Data compiled by the Canadian Centre for Policy Alternatives shows average pay for Canada’s top CEOs reached $8 million in 2012. That’s 379 times what a minimum wage worker is paid.

Canada’s highest paid CEO, Hunter Harrison of Canada Pacific Railway, received $49.1 million in 2012—more than 2,300 times what minimum wage workers were paid. CEO salaries have increased by 73 per cent since 1988, compared to just 6 per cent for average workers’ wages, and those numbers account for inflation.

The idea of a maximum wage isn’t new. During the Second World War, U.S. President Franklin Roosevelt proposed a maximum salary of $25,000 (about $350,000 in current dollars). It wasn’t enacted, but the U.S. and Canada did introduce progressive tax rates of up to 90 per cent on top incomes through to the 1970s. These changes didn’t hurt the economy either. Rather, this economic period is often considered the “golden age of capitalism,” where economic growth and productivity were much stronger than our current age of corporate greed.

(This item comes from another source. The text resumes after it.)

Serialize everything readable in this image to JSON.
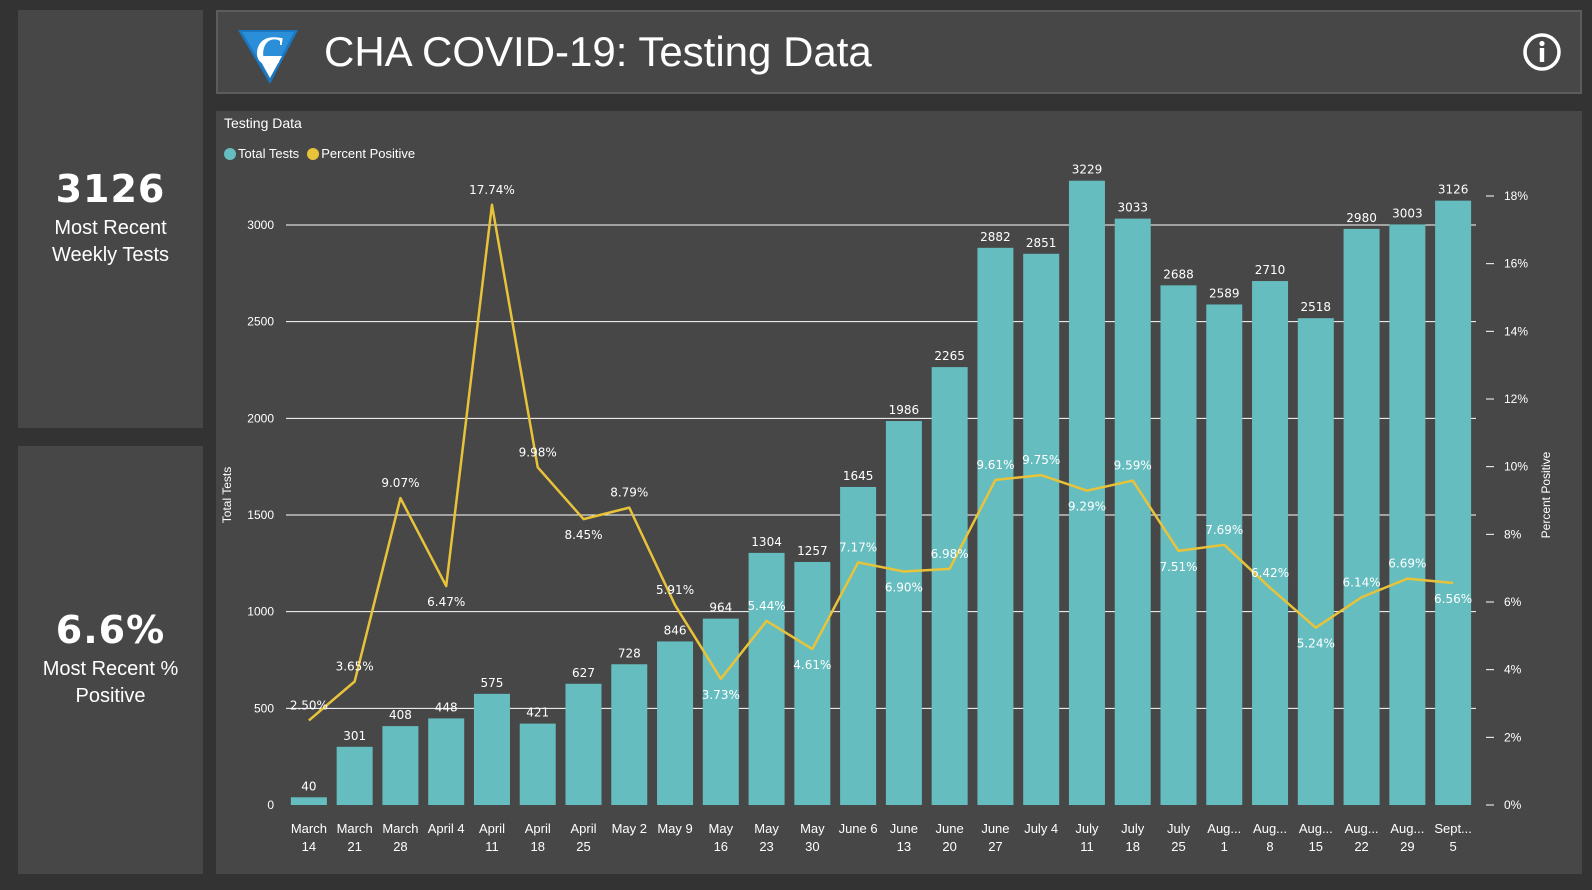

The proposal was revived in the 1990s by U.S. labour activist Sam Pizzigati. He proposed that the richest and most powerful would have a vested interest in raising the wages of the lowest paid, instead of stomping on them.

A proposal to cap the pay of executives at only 12 times the pay of their lowest paid workers gained enough support to be put to a referendum in Switzerland late last year. It was defeated by about 65 per cent to 35 per cent, but the level of support was not insignificant.

At least the Swiss are putting the question to the people.